In the online learning environment, success for students is often dependent upon the connections they form – not only with their content but also with their colleagues and their instructors (Fiock, 2020; Garrison, 2007; Sadaf, et al., 2022; Trespalacios & Perkins, 2016). These connections form the primary factors identified in the Community of Inquiry framework as a means to structure asynchronous online learning and ensure a sense of community (Garrison, 2007). The Community of Inquiry (CoI) framework includes “three elements – social, teaching, and cognitive presence,” which intersect to create the optimum educational experience for the online learner (Garrison, 2007, p. 62). Though instructors in higher education have become more adept at presenting content online particularly given the recent advancement in online instructional resources, they often struggle with interacting with students in a meaningful way in the online environment. The initial framework was constructed to define the elements of the educational experience for students in “asynchronous, text-based group discussions” (Garrison et al., 2010). The framework of community was grounded in the constructivist work of John Dewey who believed that education and inquiry were dependent on community and social interaction (Dewey, 1910; Fiock, 2020; Garrison, 2007; Garrison et al., 2010).

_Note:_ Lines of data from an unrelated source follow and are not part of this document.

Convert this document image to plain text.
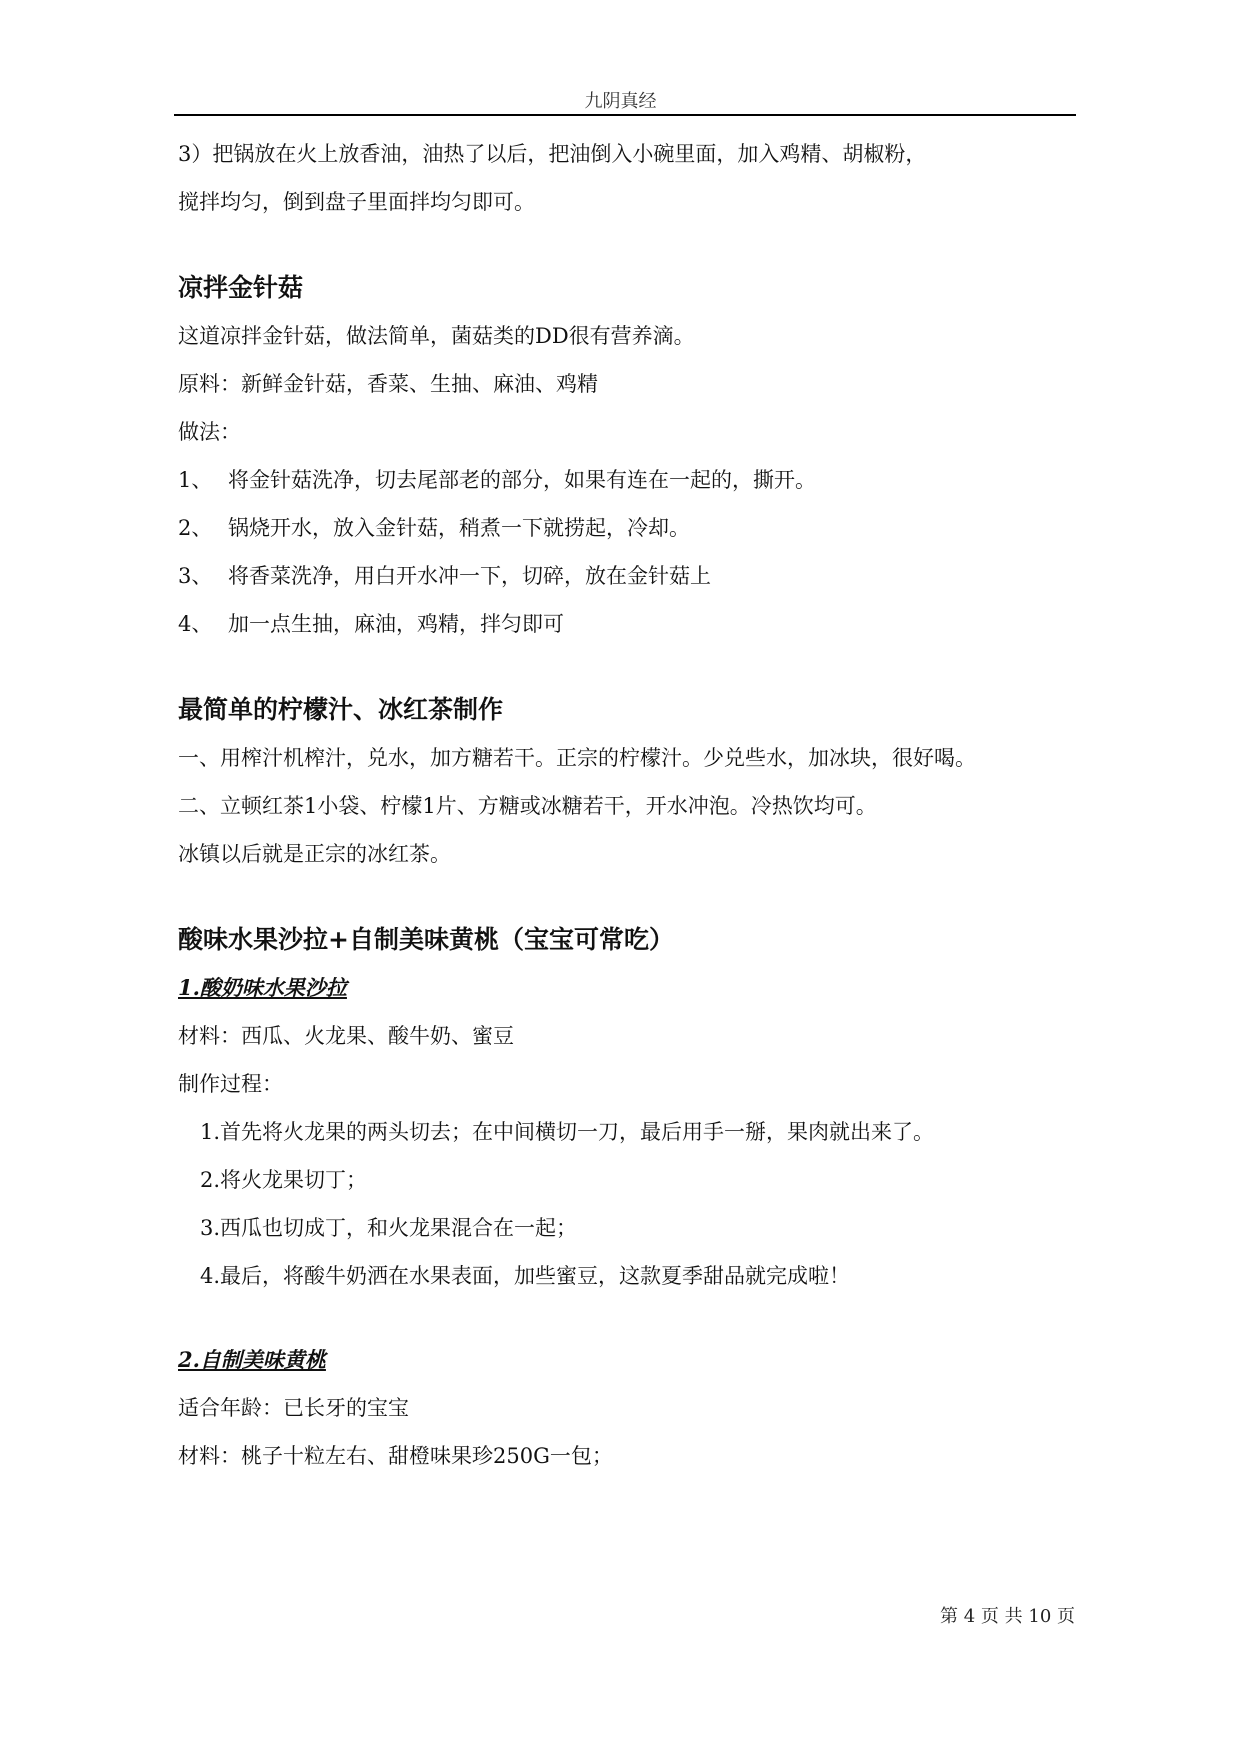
九阴真经

3）把锅放在火上放香油，油热了以后，把油倒入小碗里面，加入鸡精、胡椒粉，

搅拌均匀，倒到盘子里面拌均匀即可。

凉拌金针菇

这道凉拌金针菇，做法简单，菌菇类的DD很有营养滴。

原料：新鲜金针菇，香菜、生抽、麻油、鸡精

做法：

1、 将金针菇洗净，切去尾部老的部分，如果有连在一起的，撕开。

2、 锅烧开水，放入金针菇，稍煮一下就捞起，冷却。

3、 将香菜洗净，用白开水冲一下，切碎，放在金针菇上

4、 加一点生抽，麻油，鸡精，拌匀即可

最简单的柠檬汁、冰红茶制作

一、用榨汁机榨汁，兑水，加方糖若干。正宗的柠檬汁。少兑些水，加冰块，很好喝。

二、立顿红茶1小袋、柠檬1片、方糖或冰糖若干，开水冲泡。冷热饮均可。

冰镇以后就是正宗的冰红茶。

酸味水果沙拉+自制美味黄桃（宝宝可常吃）

1.酸奶味水果沙拉

材料：西瓜、火龙果、酸牛奶、蜜豆

制作过程：

1.首先将火龙果的两头切去；在中间横切一刀，最后用手一掰，果肉就出来了。

2.将火龙果切丁；

3.西瓜也切成丁，和火龙果混合在一起；

4.最后，将酸牛奶洒在水果表面，加些蜜豆，这款夏季甜品就完成啦！

2.自制美味黄桃

适合年龄：已长牙的宝宝

材料：桃子十粒左右、甜橙味果珍250G一包；

第 4 页 共 10 页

The framework pictured in Figure 1 shows the relationship of the teaching, social, and cognitive presences in the online environment (Garrison, 2007).

Figure 1.

Garrison's community of inquiry framework

978-1-6684-7712-0.ch004.f01

As the figure illustrates, while each presence overlaps to create a relationship with another presence and create an educational experience at the core, each has its own autonomous definition, process, and concepts.